Another Major Linux Power Regression Spotted

Since Friday there's been a number of Phoronix articles about a very bad power regression in the mainline Linux kernel, which is widespread, Ubuntu 11.04 is one of the affected distributions, and has been deemed a bug of high importance. This yet-to-be-resolved issue is affected Linux 2.6.38 and 2.6.39 kernels and for many desktop and notebook systems is causing a 10~30% increase in power consumption. Nevertheless, this is not the only major outstanding power regression in the mainline tree, there is another dramatic regression now spotted as well that is yet-to-be-fixed.

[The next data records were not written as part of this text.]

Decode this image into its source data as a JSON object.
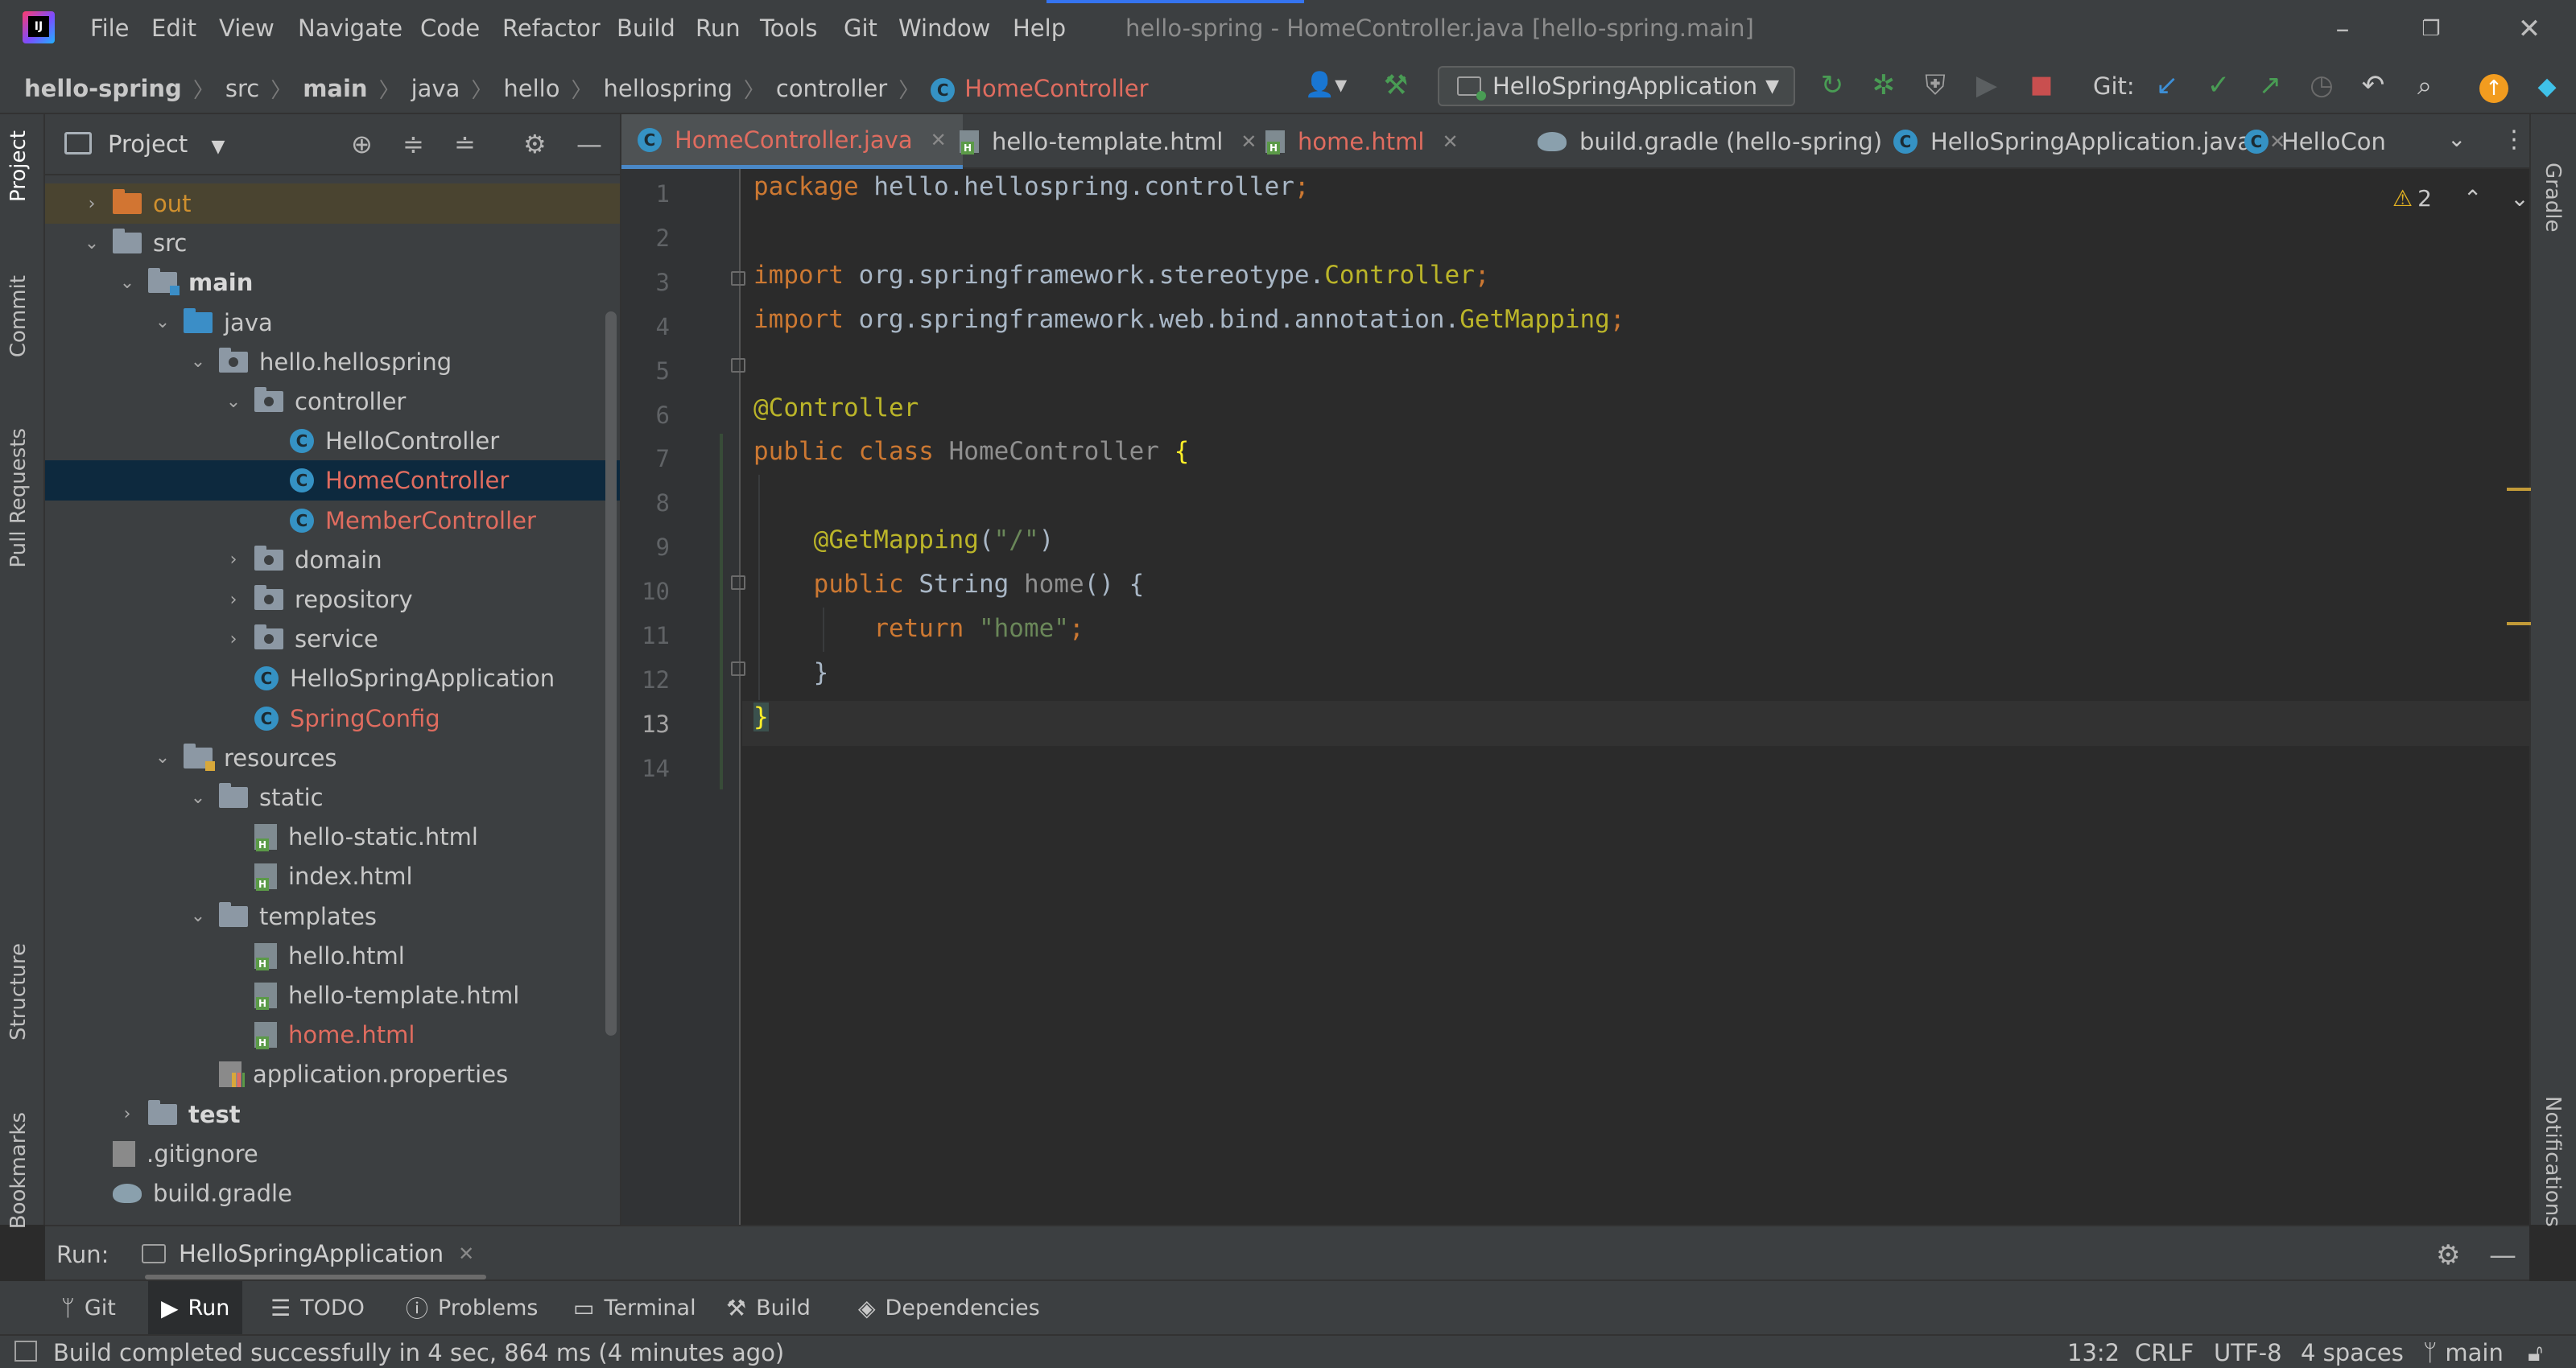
{
  "app": {
    "window_title": "hello-spring - HomeController.java [hello-spring.main]"
  },
  "menu": [
    "File",
    "Edit",
    "View",
    "Navigate",
    "Code",
    "Refactor",
    "Build",
    "Run",
    "Tools",
    "Git",
    "Window",
    "Help"
  ],
  "breadcrumb": [
    "hello-spring",
    "src",
    "main",
    "java",
    "hello",
    "hellospring",
    "controller",
    "HomeController"
  ],
  "toolbar": {
    "run_config": "HelloSpringApplication",
    "git_label": "Git:"
  },
  "left_stripe": [
    "Project",
    "Commit",
    "Pull Requests",
    "Structure",
    "Bookmarks"
  ],
  "right_stripe": [
    "Gradle",
    "Notifications"
  ],
  "project_panel": {
    "title": "Project",
    "tree": [
      {
        "label": "out",
        "depth": 1,
        "arrow": "right",
        "icon": "folder-orange",
        "style": "orange",
        "row": "excluded"
      },
      {
        "label": "src",
        "depth": 1,
        "arrow": "down",
        "icon": "folder",
        "style": ""
      },
      {
        "label": "main",
        "depth": 2,
        "arrow": "down",
        "icon": "folder-main",
        "style": "bold"
      },
      {
        "label": "java",
        "depth": 3,
        "arrow": "down",
        "icon": "folder-blue",
        "style": ""
      },
      {
        "label": "hello.hellospring",
        "depth": 4,
        "arrow": "down",
        "icon": "folder-package",
        "style": ""
      },
      {
        "label": "controller",
        "depth": 5,
        "arrow": "down",
        "icon": "folder-package",
        "style": ""
      },
      {
        "label": "HelloController",
        "depth": 6,
        "arrow": "",
        "icon": "class",
        "style": ""
      },
      {
        "label": "HomeController",
        "depth": 6,
        "arrow": "",
        "icon": "class",
        "style": "red",
        "row": "selected"
      },
      {
        "label": "MemberController",
        "depth": 6,
        "arrow": "",
        "icon": "class",
        "style": "red"
      },
      {
        "label": "domain",
        "depth": 5,
        "arrow": "right",
        "icon": "folder-package",
        "style": ""
      },
      {
        "label": "repository",
        "depth": 5,
        "arrow": "right",
        "icon": "folder-package",
        "style": ""
      },
      {
        "label": "service",
        "depth": 5,
        "arrow": "right",
        "icon": "folder-package",
        "style": ""
      },
      {
        "label": "HelloSpringApplication",
        "depth": 5,
        "arrow": "",
        "icon": "class-app",
        "style": ""
      },
      {
        "label": "SpringConfig",
        "depth": 5,
        "arrow": "",
        "icon": "class",
        "style": "red"
      },
      {
        "label": "resources",
        "depth": 3,
        "arrow": "down",
        "icon": "folder-resources",
        "style": ""
      },
      {
        "label": "static",
        "depth": 4,
        "arrow": "down",
        "icon": "folder",
        "style": ""
      },
      {
        "label": "hello-static.html",
        "depth": 5,
        "arrow": "",
        "icon": "html",
        "style": ""
      },
      {
        "label": "index.html",
        "depth": 5,
        "arrow": "",
        "icon": "html",
        "style": ""
      },
      {
        "label": "templates",
        "depth": 4,
        "arrow": "down",
        "icon": "folder",
        "style": ""
      },
      {
        "label": "hello.html",
        "depth": 5,
        "arrow": "",
        "icon": "html",
        "style": ""
      },
      {
        "label": "hello-template.html",
        "depth": 5,
        "arrow": "",
        "icon": "html",
        "style": ""
      },
      {
        "label": "home.html",
        "depth": 5,
        "arrow": "",
        "icon": "html",
        "style": "red"
      },
      {
        "label": "application.properties",
        "depth": 4,
        "arrow": "",
        "icon": "properties",
        "style": ""
      },
      {
        "label": "test",
        "depth": 2,
        "arrow": "right",
        "icon": "folder",
        "style": "bold"
      },
      {
        "label": ".gitignore",
        "depth": 1,
        "arrow": "",
        "icon": "file",
        "style": ""
      },
      {
        "label": "build.gradle",
        "depth": 1,
        "arrow": "",
        "icon": "gradle",
        "style": ""
      }
    ]
  },
  "editor_tabs": [
    {
      "label": "HomeController.java",
      "icon": "class",
      "active": true,
      "closable": true
    },
    {
      "label": "hello-template.html",
      "icon": "html",
      "active": false,
      "closable": true
    },
    {
      "label": "home.html",
      "icon": "html",
      "active": false,
      "closable": true,
      "style": "red"
    },
    {
      "label": "build.gradle (hello-spring)",
      "icon": "gradle",
      "active": false,
      "closable": true
    },
    {
      "label": "HelloSpringApplication.java",
      "icon": "class-app",
      "active": false,
      "closable": true
    },
    {
      "label": "HelloCon",
      "icon": "class",
      "active": false,
      "closable": false
    }
  ],
  "editor": {
    "line_numbers": [
      "1",
      "2",
      "3",
      "4",
      "5",
      "6",
      "7",
      "8",
      "9",
      "10",
      "11",
      "12",
      "13",
      "14"
    ],
    "current_line": 13,
    "warnings_count": "2",
    "lines": [
      [
        [
          "kw",
          "package "
        ],
        [
          "",
          "hello.hellospring.controller"
        ],
        [
          "kw",
          ";"
        ]
      ],
      [],
      [
        [
          "kw",
          "import "
        ],
        [
          "",
          "org.springframework.stereotype."
        ],
        [
          "ann",
          "Controller"
        ],
        [
          "kw",
          ";"
        ]
      ],
      [
        [
          "kw",
          "import "
        ],
        [
          "",
          "org.springframework.web.bind.annotation."
        ],
        [
          "ann",
          "GetMapping"
        ],
        [
          "kw",
          ";"
        ]
      ],
      [],
      [
        [
          "ann",
          "@Controller"
        ]
      ],
      [
        [
          "kw",
          "public class "
        ],
        [
          "gray",
          "HomeController "
        ],
        [
          "brace",
          "{"
        ]
      ],
      [],
      [
        [
          "",
          "    "
        ],
        [
          "ann",
          "@GetMapping"
        ],
        [
          "",
          "("
        ],
        [
          "str",
          "\"/\""
        ],
        [
          "",
          ")"
        ]
      ],
      [
        [
          "",
          "    "
        ],
        [
          "kw",
          "public "
        ],
        [
          "",
          "String "
        ],
        [
          "gray",
          "home"
        ],
        [
          "",
          "() {"
        ]
      ],
      [
        [
          "",
          "        "
        ],
        [
          "kw",
          "return "
        ],
        [
          "str",
          "\"home\""
        ],
        [
          "kw",
          ";"
        ]
      ],
      [
        [
          "",
          "    }"
        ]
      ],
      [
        [
          "caret",
          "}"
        ]
      ],
      []
    ]
  },
  "run_panel": {
    "label": "Run:",
    "tab": "HelloSpringApplication"
  },
  "bottom_tabs": [
    {
      "label": "Git",
      "icon": "git-branch-icon"
    },
    {
      "label": "Run",
      "icon": "play-icon",
      "active": true
    },
    {
      "label": "TODO",
      "icon": "list-icon"
    },
    {
      "label": "Problems",
      "icon": "info-icon"
    },
    {
      "label": "Terminal",
      "icon": "terminal-icon"
    },
    {
      "label": "Build",
      "icon": "hammer-icon"
    },
    {
      "label": "Dependencies",
      "icon": "layers-icon"
    }
  ],
  "status": {
    "message": "Build completed successfully in 4 sec, 864 ms (4 minutes ago)",
    "position": "13:2",
    "line_sep": "CRLF",
    "encoding": "UTF-8",
    "indent": "4 spaces",
    "branch": "main"
  },
  "colors": {
    "keyword": "#cc7832",
    "annotation": "#bbb529",
    "string": "#6a8759",
    "modified_file": "#e06c5f",
    "selection": "#0d293e",
    "accent": "#4a88c7"
  }
}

Since the discovery last week of the Linux 2.6.38 and 2.6.39 kernels going through excessive amounts of power compared to 2.6.37 and earlier, each day and practically all day since that time has been working on Linux power consumption tests. Power consumption benchmarks are not normally an area we focus on nor do many others, but since the inadvertent discovery of it when testing out the power consumption of past Ubuntu Linux releases, a lot of time has spent investigating the matter within the kernel. In order to do such, there's been continued improvements to the Phoronix Test Suite, Phoromatic, OpenBenchmarking.org, and the PTS Commercial scripts for better enhancing the power testing, more improvements to multi-point automated regression bisecting, etc. The Phoronix Test Suite has already been able to monitor and log the power consumption (along with temperatures, fan speeds, I/O wait, system load, etc) for any test profile/suite being run by using the system monitor module, but now there is more. Thanks to working on that Easter weekend, coming to fruition because of that today is the discovery of another regression while still working on finding the first commit causing a power regression.